A key feature of the Python data ecosystem is the reliance on simple but efficient primitives that follow well-defined interfaces to make tools work seamlessly together (Cf. http://data-apis.org/). NumPy provides an in-memory representation for tensors. Dask provides parallelisation of tensor access. Xarray provides metadata linking tensor dimensions. Zarr provides a missing feature, namely the scalable, persistent storage for annotated hierarchies of tensors. Defined through a community process, the Zarr specification enables the storage of large out-of-memory datasets locally and in the cloud. Implementations exist in C++, C, Java, Javascript, Julia, and Python, enabling.

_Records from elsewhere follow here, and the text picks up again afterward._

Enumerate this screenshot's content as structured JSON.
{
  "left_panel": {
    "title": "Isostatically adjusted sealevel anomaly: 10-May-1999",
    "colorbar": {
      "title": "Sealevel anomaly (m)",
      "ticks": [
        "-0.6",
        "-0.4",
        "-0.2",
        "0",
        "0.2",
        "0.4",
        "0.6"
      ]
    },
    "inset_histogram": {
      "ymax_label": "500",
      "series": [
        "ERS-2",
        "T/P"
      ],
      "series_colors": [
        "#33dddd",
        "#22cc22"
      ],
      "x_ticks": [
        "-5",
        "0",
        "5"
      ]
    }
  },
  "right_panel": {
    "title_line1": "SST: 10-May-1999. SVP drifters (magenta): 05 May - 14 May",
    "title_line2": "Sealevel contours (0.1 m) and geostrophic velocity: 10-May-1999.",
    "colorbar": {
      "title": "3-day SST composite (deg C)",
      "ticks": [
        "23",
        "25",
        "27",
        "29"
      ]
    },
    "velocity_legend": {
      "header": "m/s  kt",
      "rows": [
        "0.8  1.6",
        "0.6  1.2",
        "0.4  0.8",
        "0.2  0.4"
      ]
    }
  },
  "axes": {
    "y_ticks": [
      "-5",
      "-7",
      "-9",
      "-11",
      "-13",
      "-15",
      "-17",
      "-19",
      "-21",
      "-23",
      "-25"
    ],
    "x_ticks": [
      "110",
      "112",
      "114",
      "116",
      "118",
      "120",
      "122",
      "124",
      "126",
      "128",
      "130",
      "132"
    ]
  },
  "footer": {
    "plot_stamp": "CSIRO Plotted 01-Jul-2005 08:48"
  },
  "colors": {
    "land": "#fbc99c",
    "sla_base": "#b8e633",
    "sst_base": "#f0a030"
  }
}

In this talk, I’ll be talking about Zarr, an open-source data format for storing chunked, compressed N-dimensional arrays. This talk presents a systematic approach to understanding and implementing Zarr by showing how it works and the need for using it. Zarr is based on an open technical specification, making implementations across several languages possible. I’d mainly talk about Zarr’s Python implementation and show how it beautifully interoperates with the existing libraries in the PyData stack.
I will also briefly discuss the evolution of the Zarr - the development of the Zarr Enhancement Process (ZEP) and its use to define the next major version of the specification (V3), as well as the uptake of the format across the research landscape.